Fast Triage Commands

# re-run only last failed test with full output
pytest --lf -x -vv
# show slowest 20 tests — often a clue for race conditions
pytest --durations=20
# run with short traceback for quick scan
pytest --maxfail=1 --tb=short

Detect Order Dependency

# run with two different random seeds
pytest --randomly-seed=42
pytest --randomly-seed=99

If one seed fails and another passes — tests have hidden coupling.

Isolation Checklist

  • No module-level mutable state (global dicts, class variables).
  • No writes to shared temp paths (use tmp_path fixture).
  • No reliance on test execution order.
  • No real network calls in unit tests.
  • No real time in assertions (use freezegun).

Stabilize Async Tests

import asyncio
import time


async def wait_until(predicate, timeout: float = 2.0, step: float = 0.05):
    """Poll predicate instead of arbitrary sleep."""
    start = time.monotonic()
    while time.monotonic() - start < timeout:
        if predicate():
            return True
        await asyncio.sleep(step)
    raise TimeoutError(f"Condition not met within {timeout}s")

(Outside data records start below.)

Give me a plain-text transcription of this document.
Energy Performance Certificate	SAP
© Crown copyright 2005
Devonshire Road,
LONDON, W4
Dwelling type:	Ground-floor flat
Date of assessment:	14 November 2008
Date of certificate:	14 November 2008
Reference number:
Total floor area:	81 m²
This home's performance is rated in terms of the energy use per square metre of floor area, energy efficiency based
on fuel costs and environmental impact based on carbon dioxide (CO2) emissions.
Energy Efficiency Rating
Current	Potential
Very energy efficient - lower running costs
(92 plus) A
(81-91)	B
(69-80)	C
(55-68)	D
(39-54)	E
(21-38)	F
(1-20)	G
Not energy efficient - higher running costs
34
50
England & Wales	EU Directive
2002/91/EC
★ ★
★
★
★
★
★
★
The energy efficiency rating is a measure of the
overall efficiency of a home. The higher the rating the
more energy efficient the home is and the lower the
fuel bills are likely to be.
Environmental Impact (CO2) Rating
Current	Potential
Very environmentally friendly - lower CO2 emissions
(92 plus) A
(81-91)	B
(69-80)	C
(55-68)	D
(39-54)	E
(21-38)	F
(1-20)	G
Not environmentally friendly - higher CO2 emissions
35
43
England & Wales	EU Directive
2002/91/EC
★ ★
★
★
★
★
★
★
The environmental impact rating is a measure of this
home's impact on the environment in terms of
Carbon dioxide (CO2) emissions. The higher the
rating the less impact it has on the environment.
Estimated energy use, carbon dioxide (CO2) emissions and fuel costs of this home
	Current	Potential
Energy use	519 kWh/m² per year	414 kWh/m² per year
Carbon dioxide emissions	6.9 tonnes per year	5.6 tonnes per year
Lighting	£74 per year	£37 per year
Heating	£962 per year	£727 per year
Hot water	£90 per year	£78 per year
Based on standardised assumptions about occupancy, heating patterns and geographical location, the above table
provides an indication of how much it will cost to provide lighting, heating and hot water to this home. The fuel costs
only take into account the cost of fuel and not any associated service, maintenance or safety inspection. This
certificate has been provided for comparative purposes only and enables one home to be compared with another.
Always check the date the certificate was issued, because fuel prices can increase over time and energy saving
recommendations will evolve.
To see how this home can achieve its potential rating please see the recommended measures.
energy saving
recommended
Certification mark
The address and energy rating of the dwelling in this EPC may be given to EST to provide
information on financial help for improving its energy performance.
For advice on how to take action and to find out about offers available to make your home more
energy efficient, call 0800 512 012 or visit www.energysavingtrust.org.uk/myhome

Rules: - Await explicit conditions, not arbitrary sleeps. - Close background tasks in fixture teardown. - Set asyncio_mode = "auto" to avoid missing markers.

CI-Specific Safeguards

  • Run -n auto only after tests are isolation-safe.
  • Run nightly with randomized order (pytest-randomly).
  • Fail on warnings: filterwarnings = ["error"].
  • Keep retry plugins as temporary mitigation only.

Debug Evidence to Capture

  • Random seed value (--randomly-seed).
  • Failed test node ID (full path).
  • Log snippets (caplog output).
  • Environment: python -V, OS, TZ.
  • Exact repro command.

Remediation Strategy

  1. Reproduce locally with same seed and env.
  2. Minimize test to smallest failing case.
  3. Fix root cause (state leak, race, network call).
  4. Add regression test.
  5. Remove temporary rerun workaround.